Map of life expectancy at birth from Global Education Project.

Monday, July 30, 2007

It's a big country

And in many ways, it's more than one country. The Commonwealth Fund has come out with it's periodic state scorecard on health system performance, and let me put it this way: You don't want to live in Texas, Mississippi, or Oklahoma, and if you do live there, you aren't likely to be living for a long time. The Fund ranks the states on the dimensions of access (percent uninsured); quality (based on indicators such as percentage of people receiving appropriate preventive care, and hospital quality indicators, percentage of people who have a regular primary care provider, and certain more esoteric indicators such as the percentage of nursing home residents who are restrained);avoidable hospital use (admissions for pediatric asthma, nursing home admissions, etc.); and mortality susceptible to health care.

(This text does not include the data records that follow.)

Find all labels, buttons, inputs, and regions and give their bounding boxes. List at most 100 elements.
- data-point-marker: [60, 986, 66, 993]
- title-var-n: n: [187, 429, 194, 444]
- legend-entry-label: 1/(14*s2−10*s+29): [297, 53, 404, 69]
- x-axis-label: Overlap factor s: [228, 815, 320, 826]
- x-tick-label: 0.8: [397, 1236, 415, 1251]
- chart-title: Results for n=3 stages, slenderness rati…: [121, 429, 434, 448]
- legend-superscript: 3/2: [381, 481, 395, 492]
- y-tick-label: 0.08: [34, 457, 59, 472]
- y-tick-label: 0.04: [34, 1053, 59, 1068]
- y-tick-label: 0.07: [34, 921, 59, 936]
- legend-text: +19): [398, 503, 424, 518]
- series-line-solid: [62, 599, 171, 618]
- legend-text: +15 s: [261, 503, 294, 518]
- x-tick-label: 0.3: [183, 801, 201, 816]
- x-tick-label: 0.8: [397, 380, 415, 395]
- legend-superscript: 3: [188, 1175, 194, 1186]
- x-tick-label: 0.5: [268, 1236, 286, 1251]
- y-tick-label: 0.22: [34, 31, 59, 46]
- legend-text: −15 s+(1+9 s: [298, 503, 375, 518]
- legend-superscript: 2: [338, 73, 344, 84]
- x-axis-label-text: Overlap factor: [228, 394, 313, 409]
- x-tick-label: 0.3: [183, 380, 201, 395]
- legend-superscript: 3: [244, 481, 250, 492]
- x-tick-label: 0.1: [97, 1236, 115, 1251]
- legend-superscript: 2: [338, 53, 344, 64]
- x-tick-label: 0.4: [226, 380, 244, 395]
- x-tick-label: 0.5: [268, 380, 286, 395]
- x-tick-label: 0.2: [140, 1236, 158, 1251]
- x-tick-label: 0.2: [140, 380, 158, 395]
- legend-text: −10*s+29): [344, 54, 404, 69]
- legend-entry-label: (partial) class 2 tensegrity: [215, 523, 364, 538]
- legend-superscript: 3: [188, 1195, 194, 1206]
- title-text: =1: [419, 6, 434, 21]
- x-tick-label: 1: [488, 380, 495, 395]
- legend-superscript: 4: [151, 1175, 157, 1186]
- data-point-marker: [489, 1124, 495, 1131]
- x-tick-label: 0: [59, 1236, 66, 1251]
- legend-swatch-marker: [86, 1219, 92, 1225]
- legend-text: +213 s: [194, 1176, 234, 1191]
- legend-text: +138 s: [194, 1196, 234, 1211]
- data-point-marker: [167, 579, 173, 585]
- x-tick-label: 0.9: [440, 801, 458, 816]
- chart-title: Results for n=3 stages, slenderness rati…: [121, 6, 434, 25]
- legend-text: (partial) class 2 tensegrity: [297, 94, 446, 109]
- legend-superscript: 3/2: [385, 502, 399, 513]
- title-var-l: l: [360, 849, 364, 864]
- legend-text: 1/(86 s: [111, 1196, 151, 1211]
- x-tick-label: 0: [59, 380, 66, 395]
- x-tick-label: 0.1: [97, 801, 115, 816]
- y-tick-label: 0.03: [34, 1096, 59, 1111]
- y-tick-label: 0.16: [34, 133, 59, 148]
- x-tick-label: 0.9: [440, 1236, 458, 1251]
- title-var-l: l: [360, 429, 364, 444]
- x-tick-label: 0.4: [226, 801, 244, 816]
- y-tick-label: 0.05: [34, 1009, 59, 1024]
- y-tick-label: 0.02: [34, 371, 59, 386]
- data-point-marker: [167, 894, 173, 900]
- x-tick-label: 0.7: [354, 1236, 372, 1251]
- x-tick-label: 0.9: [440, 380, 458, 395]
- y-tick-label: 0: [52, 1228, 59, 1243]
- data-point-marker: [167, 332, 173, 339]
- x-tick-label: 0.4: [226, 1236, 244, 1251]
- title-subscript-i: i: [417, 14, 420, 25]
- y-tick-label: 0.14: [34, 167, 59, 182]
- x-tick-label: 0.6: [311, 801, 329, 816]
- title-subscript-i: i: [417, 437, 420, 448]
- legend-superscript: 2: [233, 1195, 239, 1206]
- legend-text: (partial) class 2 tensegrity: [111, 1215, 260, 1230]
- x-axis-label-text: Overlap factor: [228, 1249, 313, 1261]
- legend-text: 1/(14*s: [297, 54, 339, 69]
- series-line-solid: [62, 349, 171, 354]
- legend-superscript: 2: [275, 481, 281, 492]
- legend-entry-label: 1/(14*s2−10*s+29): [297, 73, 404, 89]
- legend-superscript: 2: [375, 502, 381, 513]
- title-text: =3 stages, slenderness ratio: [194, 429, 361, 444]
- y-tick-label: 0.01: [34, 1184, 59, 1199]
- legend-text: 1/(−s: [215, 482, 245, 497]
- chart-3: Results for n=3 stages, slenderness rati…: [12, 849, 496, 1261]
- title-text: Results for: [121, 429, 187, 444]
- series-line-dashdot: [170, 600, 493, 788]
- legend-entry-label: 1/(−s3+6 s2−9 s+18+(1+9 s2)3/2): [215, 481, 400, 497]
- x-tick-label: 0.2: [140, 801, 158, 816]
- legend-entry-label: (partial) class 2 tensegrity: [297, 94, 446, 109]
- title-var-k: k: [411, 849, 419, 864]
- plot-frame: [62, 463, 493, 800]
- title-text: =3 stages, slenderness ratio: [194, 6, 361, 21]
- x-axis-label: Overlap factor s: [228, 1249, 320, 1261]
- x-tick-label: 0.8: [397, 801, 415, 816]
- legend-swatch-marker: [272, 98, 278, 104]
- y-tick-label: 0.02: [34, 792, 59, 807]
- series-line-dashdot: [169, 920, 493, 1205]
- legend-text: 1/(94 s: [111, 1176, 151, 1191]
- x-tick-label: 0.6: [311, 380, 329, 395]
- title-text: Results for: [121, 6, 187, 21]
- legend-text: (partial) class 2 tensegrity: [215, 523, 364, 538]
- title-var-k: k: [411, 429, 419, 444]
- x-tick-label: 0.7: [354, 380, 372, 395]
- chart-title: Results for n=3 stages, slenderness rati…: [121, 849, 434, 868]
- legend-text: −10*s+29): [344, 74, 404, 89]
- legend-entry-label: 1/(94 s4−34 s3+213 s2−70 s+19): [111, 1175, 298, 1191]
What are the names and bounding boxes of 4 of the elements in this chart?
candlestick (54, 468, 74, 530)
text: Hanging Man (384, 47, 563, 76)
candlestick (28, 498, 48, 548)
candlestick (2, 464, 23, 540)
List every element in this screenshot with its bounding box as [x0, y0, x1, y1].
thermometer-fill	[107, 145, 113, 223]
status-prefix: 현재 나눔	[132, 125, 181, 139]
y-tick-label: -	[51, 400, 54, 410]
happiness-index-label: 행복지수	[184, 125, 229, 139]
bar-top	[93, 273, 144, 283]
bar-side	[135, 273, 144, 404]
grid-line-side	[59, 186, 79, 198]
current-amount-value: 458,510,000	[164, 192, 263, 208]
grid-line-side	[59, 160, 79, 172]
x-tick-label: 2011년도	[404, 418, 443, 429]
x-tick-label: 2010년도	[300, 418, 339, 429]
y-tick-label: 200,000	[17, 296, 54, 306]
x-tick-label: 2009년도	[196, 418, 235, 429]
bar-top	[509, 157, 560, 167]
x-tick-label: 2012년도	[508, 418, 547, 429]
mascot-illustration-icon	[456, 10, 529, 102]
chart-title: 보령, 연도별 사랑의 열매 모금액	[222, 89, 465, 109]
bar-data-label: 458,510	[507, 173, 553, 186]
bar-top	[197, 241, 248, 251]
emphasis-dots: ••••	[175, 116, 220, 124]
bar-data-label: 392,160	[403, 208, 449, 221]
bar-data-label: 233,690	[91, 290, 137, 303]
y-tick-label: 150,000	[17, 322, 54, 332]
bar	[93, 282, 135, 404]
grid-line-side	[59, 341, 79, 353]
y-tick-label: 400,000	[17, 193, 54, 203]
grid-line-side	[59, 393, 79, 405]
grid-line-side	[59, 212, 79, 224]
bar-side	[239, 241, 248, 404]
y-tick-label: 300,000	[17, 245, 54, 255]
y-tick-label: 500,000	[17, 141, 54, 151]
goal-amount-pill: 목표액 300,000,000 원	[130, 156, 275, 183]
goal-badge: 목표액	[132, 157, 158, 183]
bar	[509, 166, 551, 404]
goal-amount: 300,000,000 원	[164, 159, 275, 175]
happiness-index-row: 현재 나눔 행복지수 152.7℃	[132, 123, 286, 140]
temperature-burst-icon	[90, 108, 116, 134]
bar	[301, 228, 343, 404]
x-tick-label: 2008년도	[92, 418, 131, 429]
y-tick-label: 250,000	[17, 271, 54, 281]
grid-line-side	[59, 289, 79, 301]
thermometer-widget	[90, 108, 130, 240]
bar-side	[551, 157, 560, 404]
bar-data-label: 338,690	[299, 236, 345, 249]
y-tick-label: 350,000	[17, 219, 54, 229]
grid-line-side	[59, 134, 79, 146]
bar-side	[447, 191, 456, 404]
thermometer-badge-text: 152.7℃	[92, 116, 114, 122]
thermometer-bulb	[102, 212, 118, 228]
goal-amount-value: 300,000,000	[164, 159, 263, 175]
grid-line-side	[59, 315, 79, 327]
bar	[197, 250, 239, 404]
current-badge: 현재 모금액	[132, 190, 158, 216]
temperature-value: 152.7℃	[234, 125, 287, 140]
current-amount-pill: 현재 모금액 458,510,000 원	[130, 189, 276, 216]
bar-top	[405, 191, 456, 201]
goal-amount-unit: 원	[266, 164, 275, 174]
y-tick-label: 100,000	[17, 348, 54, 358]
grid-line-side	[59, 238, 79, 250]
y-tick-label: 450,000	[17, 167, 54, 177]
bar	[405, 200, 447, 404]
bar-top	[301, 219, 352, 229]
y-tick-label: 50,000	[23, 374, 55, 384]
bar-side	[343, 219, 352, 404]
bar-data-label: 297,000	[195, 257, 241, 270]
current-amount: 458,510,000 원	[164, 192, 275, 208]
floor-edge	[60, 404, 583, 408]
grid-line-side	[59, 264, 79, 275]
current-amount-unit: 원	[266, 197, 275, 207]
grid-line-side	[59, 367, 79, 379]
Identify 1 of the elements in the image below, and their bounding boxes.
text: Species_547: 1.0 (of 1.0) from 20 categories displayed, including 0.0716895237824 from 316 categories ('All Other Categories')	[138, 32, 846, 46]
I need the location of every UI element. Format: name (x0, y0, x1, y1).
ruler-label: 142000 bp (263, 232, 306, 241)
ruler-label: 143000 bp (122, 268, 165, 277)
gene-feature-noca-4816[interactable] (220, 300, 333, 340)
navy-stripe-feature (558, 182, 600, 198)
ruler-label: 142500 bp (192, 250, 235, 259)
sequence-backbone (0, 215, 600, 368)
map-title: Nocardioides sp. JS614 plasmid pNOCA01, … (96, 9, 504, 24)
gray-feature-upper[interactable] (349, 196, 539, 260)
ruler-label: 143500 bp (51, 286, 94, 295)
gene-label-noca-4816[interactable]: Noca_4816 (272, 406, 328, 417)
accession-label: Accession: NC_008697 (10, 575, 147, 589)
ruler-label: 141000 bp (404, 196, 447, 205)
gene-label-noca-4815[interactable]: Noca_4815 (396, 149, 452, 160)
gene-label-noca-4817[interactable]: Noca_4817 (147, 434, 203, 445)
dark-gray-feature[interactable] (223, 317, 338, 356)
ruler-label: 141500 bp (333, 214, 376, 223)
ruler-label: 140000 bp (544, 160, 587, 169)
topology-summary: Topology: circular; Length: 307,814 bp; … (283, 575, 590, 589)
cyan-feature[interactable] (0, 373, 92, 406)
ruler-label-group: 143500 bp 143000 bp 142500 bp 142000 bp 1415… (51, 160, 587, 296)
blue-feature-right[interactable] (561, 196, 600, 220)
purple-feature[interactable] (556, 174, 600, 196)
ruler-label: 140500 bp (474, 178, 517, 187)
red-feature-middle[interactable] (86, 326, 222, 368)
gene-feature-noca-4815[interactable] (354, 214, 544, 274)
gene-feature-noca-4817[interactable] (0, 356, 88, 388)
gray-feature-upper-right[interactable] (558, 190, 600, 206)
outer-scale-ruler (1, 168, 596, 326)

What is interesting about all this -- apart from a marked tendency to see those blue states at the top and red states at the bottom -- is that all of these dimensions are highly correlated. If everybody's insured, you also have higher quality, and healthier, longer-lived people. Of course, that makes you a Marxist, or at least that's what Mitt Romney says about Hillary Clinton. (Utah, by the way, is right in the middle at 24 overall, but that's because they're near the bottom in access, quality, and equity, but they make up for it in avoidable hospital use and longevity because the Mormons don't smoke or drink. Utah is always an outlier in these kinds of analyses for that reason. If we could just end tobacco addiction forever . . . )

I'm proud to be able to say that all six of the New England states are in the top ten, but Hawaii is the overall winner. The bottom ten? Alabama, Georgia, Florida, West Virginia, Kentucky, Louisiana, Nevada, Arkansas, Texas, Mississippi, Oklahoma. Think about it.